Create Something New or Preserve What Was There?

Barry Bergdoll, Meyer Schapiro Professor of Art History
May 06, 2019

It is sad that sometimes a monument is under the greatest danger when it is under care. Such was the case with Notre-Dame. In our age of surveillance and detection we should be seeking state-of-the-art fire detection systems as an integral part of restoration procedures.

Luckily, the fire was extinguished by a heroic and wise fire-fighting strategy that focused on the twin towers of the cathedral’s west front in a timely way, preventing a catastrophic chain of events had the towers been compromised.

Unfortunately, the timber of trees felled in the Middle Ages to create a man-made “forest,” one that remained intact for centuries—despite the French Revolution, a 16-month siege by Prussian forces in the 19th century, two world wars and the Nazi occupation of Paris—cannot be easily replaced.  It is perhaps vain to try to recreate the structural system of a medieval roofing technology to protect the vaults that must be covered, checked and repaired as a first priority. But the profile of the cathedral in the city can be recreated.

The conversation has already been opened as to whether to reproduce what is lost or to advance the argument that cathedrals have always been living monuments that have evolved and changed with each generation. And the question of the famous spire, a pure creation of the 19th century and yet one of the most beloved symbols, is at the heart of this debate.   

On the one hand I am always in favor of promoting new architectural creativity and opposed to historical pastiche; on the other I think the issue is more complex in terms of repairing a loss that is immediate and raw.   

The Cathedral of Notre-Dame has remained largely unchanged in its outward form since the comprehensive campaigns lead by E.E. Viollet-le-Duc over some 25 years in the middle of the 19th century. The monument is arguably as much a monument of the 19th century rediscovery of Gothic architecture and of the modern culture of preservation and conservation as it is of the Middle Ages. It seems that even though the cathedral was one of the first buildings to be protected under French Monuments Historiques legislation in the 19th century, and later under UNESCO World Heritage designation in the 20th, it is now considered acceptable by some to distinguish between medieval and 19th century fabric in proposing a triage of what to restore religiously and what to replace with new designs. Suddenly one of the most important architects of the 19th century--and one of his masterpieces, the spire of Notre-Dame--is to be discarded while the vaults will be faithfully rebuilt?  

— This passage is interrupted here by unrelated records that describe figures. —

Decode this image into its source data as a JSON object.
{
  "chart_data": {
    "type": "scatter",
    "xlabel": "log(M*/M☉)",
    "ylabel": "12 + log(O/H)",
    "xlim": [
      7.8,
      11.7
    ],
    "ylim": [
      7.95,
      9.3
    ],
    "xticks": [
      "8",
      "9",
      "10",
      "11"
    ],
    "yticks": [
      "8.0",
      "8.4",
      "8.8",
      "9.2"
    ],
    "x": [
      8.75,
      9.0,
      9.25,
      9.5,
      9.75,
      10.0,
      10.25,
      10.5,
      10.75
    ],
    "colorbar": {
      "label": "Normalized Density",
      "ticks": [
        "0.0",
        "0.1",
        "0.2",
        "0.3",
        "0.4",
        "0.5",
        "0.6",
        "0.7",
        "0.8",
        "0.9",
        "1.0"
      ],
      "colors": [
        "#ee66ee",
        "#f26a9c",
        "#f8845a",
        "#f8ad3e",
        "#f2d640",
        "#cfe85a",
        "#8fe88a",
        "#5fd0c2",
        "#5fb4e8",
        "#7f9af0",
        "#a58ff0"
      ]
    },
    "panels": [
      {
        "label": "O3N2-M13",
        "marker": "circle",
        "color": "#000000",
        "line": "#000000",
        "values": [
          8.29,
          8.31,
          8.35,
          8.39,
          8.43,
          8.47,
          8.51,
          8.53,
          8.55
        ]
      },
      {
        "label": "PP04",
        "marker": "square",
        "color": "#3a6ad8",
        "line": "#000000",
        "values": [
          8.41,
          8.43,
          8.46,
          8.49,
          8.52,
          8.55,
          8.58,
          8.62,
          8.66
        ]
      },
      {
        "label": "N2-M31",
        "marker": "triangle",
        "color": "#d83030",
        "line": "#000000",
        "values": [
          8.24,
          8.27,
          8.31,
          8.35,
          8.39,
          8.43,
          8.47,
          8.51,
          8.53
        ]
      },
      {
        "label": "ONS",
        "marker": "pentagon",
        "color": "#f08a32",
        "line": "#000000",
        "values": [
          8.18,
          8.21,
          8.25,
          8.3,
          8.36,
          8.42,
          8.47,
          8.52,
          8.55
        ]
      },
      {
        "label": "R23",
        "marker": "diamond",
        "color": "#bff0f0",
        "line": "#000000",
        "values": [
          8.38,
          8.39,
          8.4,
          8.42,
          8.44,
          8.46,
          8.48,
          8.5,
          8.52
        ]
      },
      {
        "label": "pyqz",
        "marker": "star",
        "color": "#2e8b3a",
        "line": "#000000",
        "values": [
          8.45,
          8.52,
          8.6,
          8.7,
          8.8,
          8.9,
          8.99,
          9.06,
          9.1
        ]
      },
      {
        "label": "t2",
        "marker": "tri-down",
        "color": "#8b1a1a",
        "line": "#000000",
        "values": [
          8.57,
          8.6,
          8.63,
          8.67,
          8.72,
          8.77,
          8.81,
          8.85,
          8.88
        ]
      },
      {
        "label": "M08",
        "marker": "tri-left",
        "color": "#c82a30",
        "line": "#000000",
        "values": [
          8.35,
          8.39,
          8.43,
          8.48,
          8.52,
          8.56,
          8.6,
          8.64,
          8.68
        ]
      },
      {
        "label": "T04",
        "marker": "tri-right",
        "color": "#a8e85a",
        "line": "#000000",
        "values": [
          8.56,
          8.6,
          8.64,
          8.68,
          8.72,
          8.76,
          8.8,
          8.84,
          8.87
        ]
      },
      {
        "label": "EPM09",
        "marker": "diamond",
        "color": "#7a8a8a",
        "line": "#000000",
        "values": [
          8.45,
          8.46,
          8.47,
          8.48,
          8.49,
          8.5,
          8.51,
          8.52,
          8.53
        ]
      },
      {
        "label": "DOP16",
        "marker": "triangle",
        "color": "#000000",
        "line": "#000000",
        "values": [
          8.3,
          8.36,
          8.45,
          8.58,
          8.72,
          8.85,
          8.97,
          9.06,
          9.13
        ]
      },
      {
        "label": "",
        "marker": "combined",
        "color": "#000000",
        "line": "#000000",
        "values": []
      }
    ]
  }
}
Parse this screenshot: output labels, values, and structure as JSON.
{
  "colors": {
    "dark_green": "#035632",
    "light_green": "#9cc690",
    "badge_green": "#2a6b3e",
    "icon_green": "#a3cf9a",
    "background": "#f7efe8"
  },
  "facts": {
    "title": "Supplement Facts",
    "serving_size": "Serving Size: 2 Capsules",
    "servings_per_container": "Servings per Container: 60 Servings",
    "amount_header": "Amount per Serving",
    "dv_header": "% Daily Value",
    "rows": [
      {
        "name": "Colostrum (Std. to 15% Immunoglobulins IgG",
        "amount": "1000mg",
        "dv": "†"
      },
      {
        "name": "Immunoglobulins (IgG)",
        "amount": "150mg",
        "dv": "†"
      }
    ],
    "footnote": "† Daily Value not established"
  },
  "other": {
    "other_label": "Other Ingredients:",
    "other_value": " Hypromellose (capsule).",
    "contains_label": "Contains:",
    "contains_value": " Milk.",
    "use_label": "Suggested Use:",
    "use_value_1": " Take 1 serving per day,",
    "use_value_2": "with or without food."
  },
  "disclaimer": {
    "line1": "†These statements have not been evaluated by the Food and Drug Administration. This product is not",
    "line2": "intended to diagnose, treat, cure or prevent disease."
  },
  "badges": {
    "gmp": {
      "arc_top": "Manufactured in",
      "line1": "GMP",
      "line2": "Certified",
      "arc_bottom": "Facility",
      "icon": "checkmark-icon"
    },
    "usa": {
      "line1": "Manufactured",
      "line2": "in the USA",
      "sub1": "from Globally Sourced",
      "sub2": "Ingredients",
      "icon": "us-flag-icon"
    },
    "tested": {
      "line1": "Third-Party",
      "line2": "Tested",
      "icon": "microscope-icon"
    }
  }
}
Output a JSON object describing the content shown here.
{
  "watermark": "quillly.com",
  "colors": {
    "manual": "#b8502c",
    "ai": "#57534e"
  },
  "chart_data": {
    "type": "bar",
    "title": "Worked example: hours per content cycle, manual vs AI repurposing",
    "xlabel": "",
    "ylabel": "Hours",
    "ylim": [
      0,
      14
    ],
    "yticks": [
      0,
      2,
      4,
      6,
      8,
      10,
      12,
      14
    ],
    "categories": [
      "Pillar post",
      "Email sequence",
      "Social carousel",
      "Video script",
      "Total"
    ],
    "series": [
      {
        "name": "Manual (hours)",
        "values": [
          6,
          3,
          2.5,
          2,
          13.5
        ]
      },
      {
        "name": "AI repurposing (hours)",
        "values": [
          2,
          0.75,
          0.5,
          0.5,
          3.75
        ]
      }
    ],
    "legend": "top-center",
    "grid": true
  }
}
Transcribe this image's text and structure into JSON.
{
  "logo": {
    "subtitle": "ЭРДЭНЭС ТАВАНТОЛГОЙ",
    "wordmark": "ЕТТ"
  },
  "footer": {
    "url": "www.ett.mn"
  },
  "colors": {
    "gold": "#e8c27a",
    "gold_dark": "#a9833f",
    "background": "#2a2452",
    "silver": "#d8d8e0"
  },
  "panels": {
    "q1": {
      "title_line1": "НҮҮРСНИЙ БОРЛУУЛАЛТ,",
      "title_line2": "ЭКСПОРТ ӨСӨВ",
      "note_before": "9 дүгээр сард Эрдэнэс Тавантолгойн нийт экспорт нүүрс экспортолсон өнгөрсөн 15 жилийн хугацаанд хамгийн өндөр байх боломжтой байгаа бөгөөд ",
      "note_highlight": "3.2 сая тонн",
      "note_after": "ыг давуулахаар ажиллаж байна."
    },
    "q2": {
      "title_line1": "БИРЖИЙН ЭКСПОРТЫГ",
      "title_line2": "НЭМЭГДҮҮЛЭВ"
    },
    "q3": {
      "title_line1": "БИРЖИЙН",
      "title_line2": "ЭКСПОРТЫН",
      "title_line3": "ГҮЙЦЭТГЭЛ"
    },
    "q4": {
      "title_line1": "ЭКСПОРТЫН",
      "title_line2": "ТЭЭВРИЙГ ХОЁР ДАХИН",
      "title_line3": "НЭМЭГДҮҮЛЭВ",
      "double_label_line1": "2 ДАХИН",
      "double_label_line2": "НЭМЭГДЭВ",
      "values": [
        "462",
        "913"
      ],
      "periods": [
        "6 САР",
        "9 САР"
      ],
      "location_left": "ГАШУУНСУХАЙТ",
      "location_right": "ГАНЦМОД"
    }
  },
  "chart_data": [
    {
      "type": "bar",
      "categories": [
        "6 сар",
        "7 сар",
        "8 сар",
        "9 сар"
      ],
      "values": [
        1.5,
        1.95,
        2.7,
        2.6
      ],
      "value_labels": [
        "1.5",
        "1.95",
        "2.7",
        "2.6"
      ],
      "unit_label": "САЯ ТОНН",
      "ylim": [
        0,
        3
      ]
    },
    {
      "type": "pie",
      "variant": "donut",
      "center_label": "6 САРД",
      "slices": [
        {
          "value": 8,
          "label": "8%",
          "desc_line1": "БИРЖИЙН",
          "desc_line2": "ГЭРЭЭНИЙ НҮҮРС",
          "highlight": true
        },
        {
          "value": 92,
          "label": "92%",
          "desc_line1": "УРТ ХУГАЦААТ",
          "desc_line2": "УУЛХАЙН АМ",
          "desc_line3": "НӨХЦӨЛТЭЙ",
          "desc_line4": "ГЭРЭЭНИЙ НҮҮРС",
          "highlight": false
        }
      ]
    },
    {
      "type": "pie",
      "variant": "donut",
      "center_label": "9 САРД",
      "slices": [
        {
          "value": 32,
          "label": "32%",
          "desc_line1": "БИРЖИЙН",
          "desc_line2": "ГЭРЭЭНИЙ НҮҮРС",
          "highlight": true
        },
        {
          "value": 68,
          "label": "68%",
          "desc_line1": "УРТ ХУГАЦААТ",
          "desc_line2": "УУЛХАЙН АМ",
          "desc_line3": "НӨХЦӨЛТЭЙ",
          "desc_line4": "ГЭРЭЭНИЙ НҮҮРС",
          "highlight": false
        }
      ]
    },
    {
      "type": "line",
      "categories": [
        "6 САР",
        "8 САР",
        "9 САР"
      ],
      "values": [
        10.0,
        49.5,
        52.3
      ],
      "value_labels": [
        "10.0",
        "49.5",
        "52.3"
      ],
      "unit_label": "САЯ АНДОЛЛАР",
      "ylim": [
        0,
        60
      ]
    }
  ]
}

Given that many of the sculptures that were part of that spire were removed during the restoration work, it seems all the more logical to put them back in place on a replica of what has been lost. The idea of submitting this beloved symbol to an aesthetic referendum in the current political climate in France seems as unwise politically as it is questionable in relationship to current uses of French monument restoration.